You gave them up with good intentions.
But you've come to realize how that sacrifice was lost, misused, and misguided. No. You will always be tied to your situation and that is the heaviest burden anyone could carry.

All of the expectations and pressure. All of the gaslighting that made you feel like it was never enough. That would never end. As long as you live, no matter which life you choose, that ball would always be chained to your ankle, holding you back - making what should be a walk in the park feel like a miserably painful shuffle across a swamp.
A true 526.

So, you've done it again. You've made a sacrifice. You've chosen to put away all of the gifts that God gave you to live a life that someone else has designed for you. You've packed up all of your things and put them in boxes once again (literally and figuratively).

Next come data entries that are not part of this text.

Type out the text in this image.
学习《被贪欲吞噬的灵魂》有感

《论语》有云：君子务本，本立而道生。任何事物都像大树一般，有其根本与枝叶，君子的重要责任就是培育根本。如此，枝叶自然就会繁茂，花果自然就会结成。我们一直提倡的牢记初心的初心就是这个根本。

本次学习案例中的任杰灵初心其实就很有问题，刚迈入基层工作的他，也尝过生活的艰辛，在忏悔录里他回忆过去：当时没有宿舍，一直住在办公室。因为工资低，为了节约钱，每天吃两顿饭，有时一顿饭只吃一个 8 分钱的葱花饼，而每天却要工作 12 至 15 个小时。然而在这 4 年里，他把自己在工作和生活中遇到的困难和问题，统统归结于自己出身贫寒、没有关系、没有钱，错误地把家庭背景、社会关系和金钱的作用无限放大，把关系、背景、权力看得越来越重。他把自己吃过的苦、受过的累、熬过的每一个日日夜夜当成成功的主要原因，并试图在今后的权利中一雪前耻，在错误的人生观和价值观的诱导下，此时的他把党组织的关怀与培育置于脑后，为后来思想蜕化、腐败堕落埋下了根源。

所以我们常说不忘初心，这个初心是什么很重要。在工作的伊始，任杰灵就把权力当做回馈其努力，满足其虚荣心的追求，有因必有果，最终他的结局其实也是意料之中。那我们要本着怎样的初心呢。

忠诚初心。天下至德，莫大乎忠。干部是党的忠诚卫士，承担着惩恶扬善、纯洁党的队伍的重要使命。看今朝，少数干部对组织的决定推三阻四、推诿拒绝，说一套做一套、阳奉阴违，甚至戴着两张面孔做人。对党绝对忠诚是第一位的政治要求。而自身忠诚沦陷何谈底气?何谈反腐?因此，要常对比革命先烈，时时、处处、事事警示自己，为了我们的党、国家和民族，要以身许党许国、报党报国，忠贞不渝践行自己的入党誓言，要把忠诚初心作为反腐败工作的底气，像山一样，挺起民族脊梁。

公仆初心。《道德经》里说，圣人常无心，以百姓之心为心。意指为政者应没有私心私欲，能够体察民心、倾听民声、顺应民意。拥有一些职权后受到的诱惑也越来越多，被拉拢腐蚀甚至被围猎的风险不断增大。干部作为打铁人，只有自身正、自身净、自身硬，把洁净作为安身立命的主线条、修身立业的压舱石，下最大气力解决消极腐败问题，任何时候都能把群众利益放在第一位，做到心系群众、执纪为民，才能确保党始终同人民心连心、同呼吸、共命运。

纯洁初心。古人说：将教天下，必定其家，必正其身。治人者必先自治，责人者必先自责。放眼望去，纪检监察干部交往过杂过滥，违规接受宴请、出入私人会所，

And most likely, you won't remember all of the things that made you smile over the last 18 months. You'll forget that feeling you got when you grabbed my hand before the movie started and whispered into my ear, "I really, really love you," just before you kissed me.
Or the time you took me out for a pint at that pub and surprised me by pulling the box out of your chest pocket to give me the most precious gift I've ever received in my life.
You won't remember the excitement of being lost on the trail, and how good that BBQ tasted when we found civilization.
You won't remember the fear of lowering me 80 feet on my own make-shift anchor and the exhaustion and irritation you felt that you had to go up after and clean your gear.
You won't remember the comfort of traveling together through the airport, playing games on the plane, or the peace we felt on my porch - whiskey in hand.
You won't remember the feel of the brackish water on your skin as we swam in the creek on that hot summer day with cuts on our fingers from eating crabs.
Or the way my dog would chase after us on the canoe and the panic I felt as the waves pulled us closer to the river and away from the shore.

You won't remember any of it. You will push it away and shovel it into a box to be buried.

And for that, I am jealous. Because I will remember each and every second of our life together. And one day I will die... thinking of you.

How lucky you are to have someone love you so much. To have a treasure buried away to remember one day - if you ever wanted.

And how unlucky I am to have to feel it. To be buried under the weight of that X, waiting for someone to come shovel me out of the sand.